OOOO, that was it! I had reached my boiling point. I snatched my umbrella and in a quick pop, whoosh, opened it blocking the doorway.

"Listen here, sir," I said harshly. "I may not have the title or the experience of crime scene investigator, but I do know one thing about snakes and that is they only bite when they are hungry or threatened."

"The room shows signs of a struggle," said LeBlanc glancing into the room. "A broken vase, strewn items, askew bed. Mrs. Stanton must have woken up to the snake and in her frantic attempt to flee startled the snake. It bit her."

"Wrong!" I pointed into the room. "If you're correct then how do you explain her comfortably tucked into bed, the canopy curtain being yanked to the side, and the heavy mattress shifted beneath her undisturbed body. For a woman of her fragility and having not moved in her bed, how could she have created such a scene to not only startle a snake but alter the position of the mattress? Someone else was in that room. And that someone murdered Mrs. Stanton."

"Impossible," said LeBlanc. "While you make good points, there is no proof to your logic. All the doors were locked, the windows too. I see no way--"

"Under her ear." I motioned with my hands. "Go see if you don't believe me. The marks on her wrists are not what killed her. Someone poisoned her with an injection to the back of the ear."
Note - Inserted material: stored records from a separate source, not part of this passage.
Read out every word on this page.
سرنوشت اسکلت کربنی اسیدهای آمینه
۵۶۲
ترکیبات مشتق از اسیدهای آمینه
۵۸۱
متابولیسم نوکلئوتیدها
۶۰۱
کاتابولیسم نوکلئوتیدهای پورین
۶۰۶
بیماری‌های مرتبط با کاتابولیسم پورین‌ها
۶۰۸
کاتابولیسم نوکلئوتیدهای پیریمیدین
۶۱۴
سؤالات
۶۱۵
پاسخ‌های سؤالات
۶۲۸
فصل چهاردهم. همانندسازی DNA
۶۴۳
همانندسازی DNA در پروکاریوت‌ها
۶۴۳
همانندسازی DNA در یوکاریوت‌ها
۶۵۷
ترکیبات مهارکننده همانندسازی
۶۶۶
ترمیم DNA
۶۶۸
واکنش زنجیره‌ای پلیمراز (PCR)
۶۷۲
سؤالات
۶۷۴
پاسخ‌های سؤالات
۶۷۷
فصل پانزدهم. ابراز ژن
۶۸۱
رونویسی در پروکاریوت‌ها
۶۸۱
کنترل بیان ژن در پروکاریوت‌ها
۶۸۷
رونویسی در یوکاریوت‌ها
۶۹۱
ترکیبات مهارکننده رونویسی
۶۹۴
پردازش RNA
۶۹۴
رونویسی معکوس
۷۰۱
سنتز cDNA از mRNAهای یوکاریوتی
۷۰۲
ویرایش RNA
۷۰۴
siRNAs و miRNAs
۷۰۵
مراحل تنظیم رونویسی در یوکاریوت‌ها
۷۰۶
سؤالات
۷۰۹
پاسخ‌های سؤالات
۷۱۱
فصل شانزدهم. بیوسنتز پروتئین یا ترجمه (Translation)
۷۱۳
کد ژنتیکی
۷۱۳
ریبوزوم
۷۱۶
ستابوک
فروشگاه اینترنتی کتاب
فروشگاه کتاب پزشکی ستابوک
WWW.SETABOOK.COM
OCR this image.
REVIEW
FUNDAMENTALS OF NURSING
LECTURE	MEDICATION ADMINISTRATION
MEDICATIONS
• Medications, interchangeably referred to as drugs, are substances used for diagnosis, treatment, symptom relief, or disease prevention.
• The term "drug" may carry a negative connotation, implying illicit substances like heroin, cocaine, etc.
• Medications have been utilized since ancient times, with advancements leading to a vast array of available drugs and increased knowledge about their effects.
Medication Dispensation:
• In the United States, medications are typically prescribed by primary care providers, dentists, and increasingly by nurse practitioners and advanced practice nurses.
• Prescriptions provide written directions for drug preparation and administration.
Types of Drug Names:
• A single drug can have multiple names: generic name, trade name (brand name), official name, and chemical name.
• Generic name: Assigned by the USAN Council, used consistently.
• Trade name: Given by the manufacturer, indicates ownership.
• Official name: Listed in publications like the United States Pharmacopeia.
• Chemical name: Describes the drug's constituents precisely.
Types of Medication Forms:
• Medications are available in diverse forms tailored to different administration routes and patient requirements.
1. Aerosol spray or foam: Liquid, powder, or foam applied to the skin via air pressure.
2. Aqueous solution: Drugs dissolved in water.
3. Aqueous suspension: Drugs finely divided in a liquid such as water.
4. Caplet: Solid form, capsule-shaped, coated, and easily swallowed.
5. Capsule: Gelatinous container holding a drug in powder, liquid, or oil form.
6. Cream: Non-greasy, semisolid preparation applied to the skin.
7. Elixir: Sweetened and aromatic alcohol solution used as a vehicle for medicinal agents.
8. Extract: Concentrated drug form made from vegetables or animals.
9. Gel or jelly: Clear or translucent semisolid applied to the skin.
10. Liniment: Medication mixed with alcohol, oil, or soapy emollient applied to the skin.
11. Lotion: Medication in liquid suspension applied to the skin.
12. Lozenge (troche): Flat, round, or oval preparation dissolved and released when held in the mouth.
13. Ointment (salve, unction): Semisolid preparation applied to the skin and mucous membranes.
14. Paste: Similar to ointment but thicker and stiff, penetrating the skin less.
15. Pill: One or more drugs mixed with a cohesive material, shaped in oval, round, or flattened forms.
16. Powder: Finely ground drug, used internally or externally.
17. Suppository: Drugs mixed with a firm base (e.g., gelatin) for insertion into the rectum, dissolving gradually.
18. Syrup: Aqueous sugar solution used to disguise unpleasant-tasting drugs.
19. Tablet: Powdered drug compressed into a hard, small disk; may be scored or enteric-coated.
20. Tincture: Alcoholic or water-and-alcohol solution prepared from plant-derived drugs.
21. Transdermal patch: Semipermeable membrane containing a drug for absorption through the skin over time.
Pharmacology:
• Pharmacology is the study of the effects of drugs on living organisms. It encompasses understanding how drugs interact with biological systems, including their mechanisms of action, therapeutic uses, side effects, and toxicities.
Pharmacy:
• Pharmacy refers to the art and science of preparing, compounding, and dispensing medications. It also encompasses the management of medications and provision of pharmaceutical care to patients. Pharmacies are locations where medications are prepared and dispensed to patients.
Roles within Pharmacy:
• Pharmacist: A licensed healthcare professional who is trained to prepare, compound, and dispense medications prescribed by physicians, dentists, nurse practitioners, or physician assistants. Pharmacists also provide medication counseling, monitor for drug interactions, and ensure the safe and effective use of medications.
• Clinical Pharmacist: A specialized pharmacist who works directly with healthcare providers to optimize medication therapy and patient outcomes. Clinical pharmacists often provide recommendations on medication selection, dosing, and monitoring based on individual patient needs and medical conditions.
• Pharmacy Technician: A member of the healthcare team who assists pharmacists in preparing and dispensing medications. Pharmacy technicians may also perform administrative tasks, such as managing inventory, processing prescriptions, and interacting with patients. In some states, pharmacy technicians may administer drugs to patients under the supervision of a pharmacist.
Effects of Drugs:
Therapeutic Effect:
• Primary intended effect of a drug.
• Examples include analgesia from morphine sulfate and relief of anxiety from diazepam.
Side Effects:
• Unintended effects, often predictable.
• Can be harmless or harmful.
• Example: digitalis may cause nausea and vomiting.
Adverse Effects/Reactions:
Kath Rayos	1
LeBlanc pushed me aside and stomped into the room. He checked first the left, then the right ear. He then rubbed his mustache.

"I see it," he said with a confused look on his face. "But I don't understand how it's possible."

"It makes absolute sense," I said returning to the room with the rest of the group behind me. "For someone to have murdered Mrs. Stanton with the venom of a snake she had to be murdered between the time we heard the thud downstairs and the moment we entered the room."

"But we were all together at the time," said Susan. "And the windows and doors locked. And Pearl swears she saw a snake. It's not possible. Unless this person can slither under doors."

"Someone succeeded. Someone killed Mrs. Stanton in a locked room and waited till we arrived so we could witness her final moments."

"That's absurd!" cried Gloria. "Why would someone go through the trouble to pin it on a snake and make it obvious it was not."

I smiled at Gloria.

"Confusion, my child, is the best way to cover up the truth."